Maud's smile was very taking. She smiled with her eyes, those dark, pleasing eyes that would have made a fool of a wiser man than Tom.
"I am going to Aunt Agatha's," she said. "I am to live with her for good. I have no home of my own now."
The words were simple enough--spoken, too, without sadness or bitterness as a mere abstract matter of fact, but they aroused all the pen-and-ink chivalry in Tom's nature, and he vowed in his heart to lay goose-quill in rest on her behalf, with the devotion of a Montmorency or a Bayard.
"Miss Bruce," said he resolutely, "the battle is not yet lost. In our last, of the 15th, we advised you that the other side had already taken steps to oppose our claims. My uncle has great experience, and I will not conceal from you that my uncle is less sanguine than myself; but I begin to see my way, and if there is a possibility of winning, by hook or by crook, depend upon it, Miss Bruce, win we will, for our own sakes, and--and--for yours!"

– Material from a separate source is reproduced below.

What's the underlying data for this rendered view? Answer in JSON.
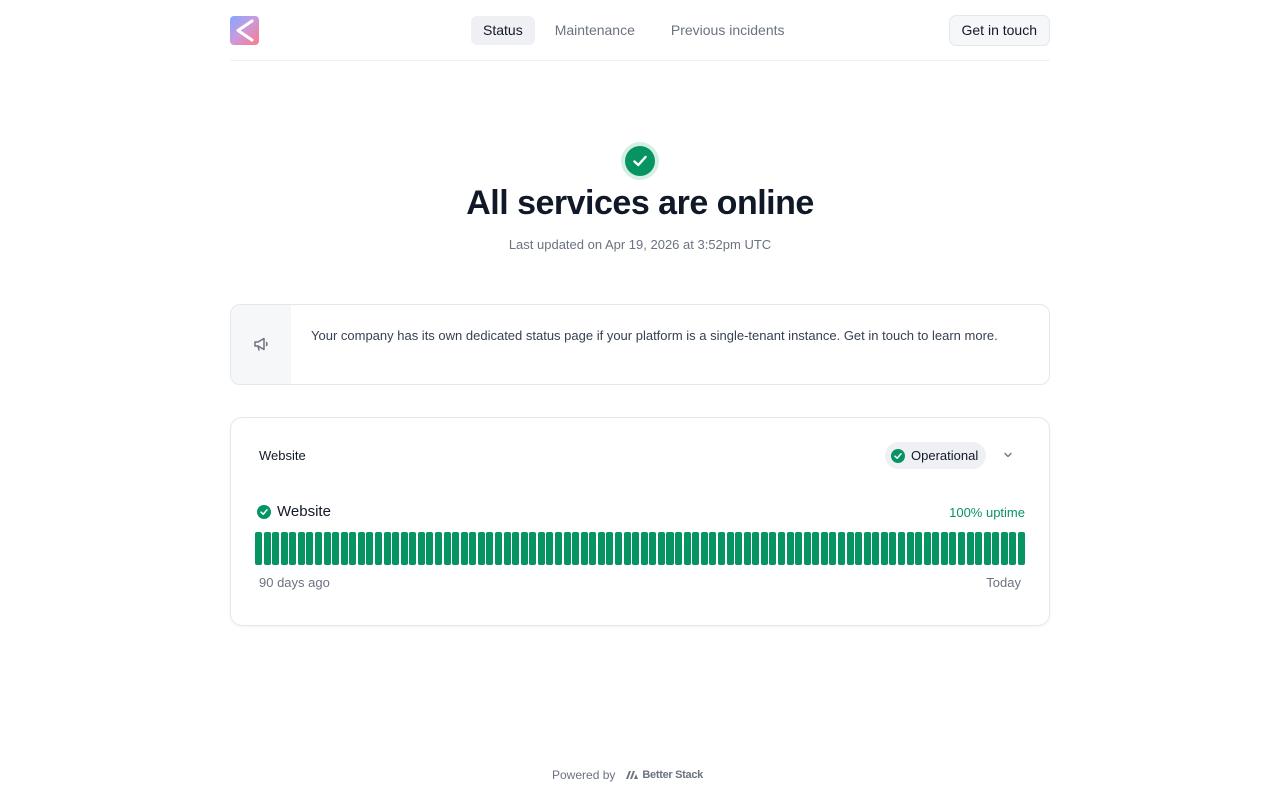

The last two words were spoken in a whisper, being indeed a spontaneous ebullition, but she heard them nevertheless. In her deep sorrow, in her friendless, homeless position there was something soothing and consolatory in the sympathy of this young man, lawyer's clerk though he were, as she insisted with unnecessary repetition to herself. He showed at his best, too, while explaining the legal complications involved in the whole business, and the steps by which he hoped eventually to succeed. Maud was too thoroughly a woman not to admire power, and Tom's intellect possessed obviously no small share of that quality, when directed on such matters as the present. In half-an-hour he had furnished her with a lucid statement of the whole case, and in half-an-hour he had inspired her with respect for his opinion, admiration of his sagacity, and confidence in his strength--not a bad thirty minutes' work. At its conclusion, she shook hands with him cordially when she wished him good-night. Tom was no fool, and knew when to venture as when to hold back. He bowed reverentially over the white hand, muttering only--"God bless you, Miss Bruce! If you think of anything else, at a moment's notice I will come from the end of the world to serve you,"--and so hurried away before she could reply.